Osobiście wciąż zastanawiam się czy Apple "dało ciała" z mapami czy też nie. Nie miałem z nimi większego problemu zarówno w Polsce jak i poza jej granicami. Dostrzegam ich znaczącą niedoskonałość, liczne wpadki jak np. Chińskie nazwy w Warszawie oraz ogólne braki. Jednak gdy Google ostatecznie wyda swoją aplikacje to będziemy mogli cieszyć się konkurencją na wewnętrznym rynku aplikacji w AppStore. A zarówno mapy Google jak i mapy dostępne w drogich nawigacjach nie są idealne. Jeśli jednak całe zawirowanie przyczyni się do zakupu kolejnych licencji na mapy przez Apple i ulepszaniu dostępnych rozwiązań, to w końcowym rozliczeniu zyskają na tym użytkownicy.
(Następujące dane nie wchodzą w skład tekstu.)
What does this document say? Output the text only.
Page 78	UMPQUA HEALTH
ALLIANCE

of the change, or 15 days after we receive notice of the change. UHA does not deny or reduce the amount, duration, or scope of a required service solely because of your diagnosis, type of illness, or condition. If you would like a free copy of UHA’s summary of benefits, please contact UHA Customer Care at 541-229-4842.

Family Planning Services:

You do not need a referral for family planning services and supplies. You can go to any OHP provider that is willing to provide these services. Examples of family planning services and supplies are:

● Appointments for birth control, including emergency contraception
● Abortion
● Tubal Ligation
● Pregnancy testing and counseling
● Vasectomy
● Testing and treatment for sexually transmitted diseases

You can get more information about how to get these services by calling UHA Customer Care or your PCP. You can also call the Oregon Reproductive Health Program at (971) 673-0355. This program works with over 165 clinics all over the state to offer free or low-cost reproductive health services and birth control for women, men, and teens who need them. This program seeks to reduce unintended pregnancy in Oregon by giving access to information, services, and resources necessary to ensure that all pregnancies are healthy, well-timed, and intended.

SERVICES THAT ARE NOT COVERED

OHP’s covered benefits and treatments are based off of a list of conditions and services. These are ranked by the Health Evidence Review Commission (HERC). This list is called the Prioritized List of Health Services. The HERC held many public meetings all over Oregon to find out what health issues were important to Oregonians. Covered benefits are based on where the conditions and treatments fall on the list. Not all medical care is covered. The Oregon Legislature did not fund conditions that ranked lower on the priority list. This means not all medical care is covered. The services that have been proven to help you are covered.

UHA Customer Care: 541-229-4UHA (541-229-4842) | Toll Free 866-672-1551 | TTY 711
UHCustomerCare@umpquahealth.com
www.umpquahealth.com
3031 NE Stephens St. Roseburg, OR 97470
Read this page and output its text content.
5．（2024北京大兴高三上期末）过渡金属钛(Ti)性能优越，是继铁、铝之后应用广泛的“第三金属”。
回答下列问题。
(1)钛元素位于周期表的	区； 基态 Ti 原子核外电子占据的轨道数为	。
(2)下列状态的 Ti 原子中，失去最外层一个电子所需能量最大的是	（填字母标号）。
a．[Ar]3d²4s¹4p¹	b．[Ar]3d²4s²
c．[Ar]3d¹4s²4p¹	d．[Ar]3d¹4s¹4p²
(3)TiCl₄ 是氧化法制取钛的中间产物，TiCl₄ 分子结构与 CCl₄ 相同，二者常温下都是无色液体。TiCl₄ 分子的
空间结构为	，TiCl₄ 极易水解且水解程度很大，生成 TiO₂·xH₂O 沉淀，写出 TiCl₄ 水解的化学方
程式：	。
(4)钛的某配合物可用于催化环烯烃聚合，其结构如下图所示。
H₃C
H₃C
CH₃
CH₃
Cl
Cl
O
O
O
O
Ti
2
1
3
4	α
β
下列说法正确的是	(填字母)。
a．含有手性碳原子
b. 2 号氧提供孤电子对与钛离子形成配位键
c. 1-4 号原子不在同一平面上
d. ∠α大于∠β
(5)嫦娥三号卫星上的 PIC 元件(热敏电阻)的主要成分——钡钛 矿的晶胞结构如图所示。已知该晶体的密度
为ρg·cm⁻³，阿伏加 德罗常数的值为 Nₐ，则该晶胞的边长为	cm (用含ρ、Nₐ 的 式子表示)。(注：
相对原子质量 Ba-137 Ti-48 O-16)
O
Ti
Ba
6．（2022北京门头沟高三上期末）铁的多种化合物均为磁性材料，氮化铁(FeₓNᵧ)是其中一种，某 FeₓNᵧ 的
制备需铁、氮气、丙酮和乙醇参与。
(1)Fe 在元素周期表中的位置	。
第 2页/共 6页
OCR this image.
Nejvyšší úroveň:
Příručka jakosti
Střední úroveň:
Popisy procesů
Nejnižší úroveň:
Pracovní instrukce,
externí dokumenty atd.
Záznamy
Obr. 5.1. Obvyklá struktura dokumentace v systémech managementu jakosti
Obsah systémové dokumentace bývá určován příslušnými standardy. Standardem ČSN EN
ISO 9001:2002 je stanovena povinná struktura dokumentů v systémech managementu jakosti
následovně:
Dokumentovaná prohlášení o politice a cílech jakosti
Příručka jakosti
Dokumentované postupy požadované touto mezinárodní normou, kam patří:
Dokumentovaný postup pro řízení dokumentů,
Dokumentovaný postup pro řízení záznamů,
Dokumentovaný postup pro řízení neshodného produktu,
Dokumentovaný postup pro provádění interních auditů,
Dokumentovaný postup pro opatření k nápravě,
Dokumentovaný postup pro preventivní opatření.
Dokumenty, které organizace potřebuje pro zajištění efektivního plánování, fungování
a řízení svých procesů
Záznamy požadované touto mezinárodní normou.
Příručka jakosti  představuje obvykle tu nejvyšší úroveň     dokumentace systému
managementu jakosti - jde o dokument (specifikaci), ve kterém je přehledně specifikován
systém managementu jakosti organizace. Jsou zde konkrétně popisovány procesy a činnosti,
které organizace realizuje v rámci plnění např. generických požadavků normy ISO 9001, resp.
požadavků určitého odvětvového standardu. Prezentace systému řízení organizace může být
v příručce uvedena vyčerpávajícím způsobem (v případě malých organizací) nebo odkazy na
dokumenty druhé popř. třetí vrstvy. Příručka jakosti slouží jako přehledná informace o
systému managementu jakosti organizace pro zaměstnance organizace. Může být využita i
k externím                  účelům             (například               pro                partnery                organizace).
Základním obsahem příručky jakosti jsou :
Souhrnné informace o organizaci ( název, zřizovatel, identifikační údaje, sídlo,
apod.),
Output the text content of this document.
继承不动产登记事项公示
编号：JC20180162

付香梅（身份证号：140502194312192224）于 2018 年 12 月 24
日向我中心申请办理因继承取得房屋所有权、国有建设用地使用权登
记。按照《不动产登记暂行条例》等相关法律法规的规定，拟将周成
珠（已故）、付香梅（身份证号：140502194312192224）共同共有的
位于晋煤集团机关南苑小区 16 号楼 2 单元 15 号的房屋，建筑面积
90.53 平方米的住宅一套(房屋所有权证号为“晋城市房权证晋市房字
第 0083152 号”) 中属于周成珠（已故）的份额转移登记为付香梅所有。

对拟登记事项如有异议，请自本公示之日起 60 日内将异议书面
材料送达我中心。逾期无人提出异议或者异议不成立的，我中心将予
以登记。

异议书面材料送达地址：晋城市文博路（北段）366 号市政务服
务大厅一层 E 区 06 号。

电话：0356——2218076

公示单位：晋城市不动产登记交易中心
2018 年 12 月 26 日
Niestety to wymaga czasu. Apple chcąc wprowadzić nawigację krok-po-kroku, by dorównać Androidowi, wprowadził na rynek kolejną aplikację w fazie beta. I choć jest piękna z wyglądu jak wiele innych produktów Apple, to dla wielu osób jest zupełnie niefunkcjonalna. Dobrze, że Google w wersji webowej daje już wszystkie możliwości jak w wcześniejszych wersjach iOS, dzięki temu użytkownicy mogą spokojniej czekać na ulepszenie map Apple oraz na aplikacje od Google.
Z tzw. MapGate idą jednak wnioski dla całego rynku. Mapy były traktowane jako jedna z usług, ale raczej nie priorytetowo. Teraz to się zapewne zmieni. To także pole do popisu dla innych graczy na rynku, którzy na przykład będą tworzyć swoje projekty. Geolokalizacja i rozwiązania pokrewne mogą wkrótce zyskać na znaczeniu, skoro użytkownicy tak bardzo potrzebują map. A przez moment wydawało się, że to brak natywnego YouTube będzie większym problemem.
Mobilny dostęp do Street View w iOS nie jest lekiem na całe zło. Jednak wydaje się zamykać pewien rozdział w tym mapowym kryzysie użytkowników Apple. Teraz pozostaje czekać na poprawki i aplikacje.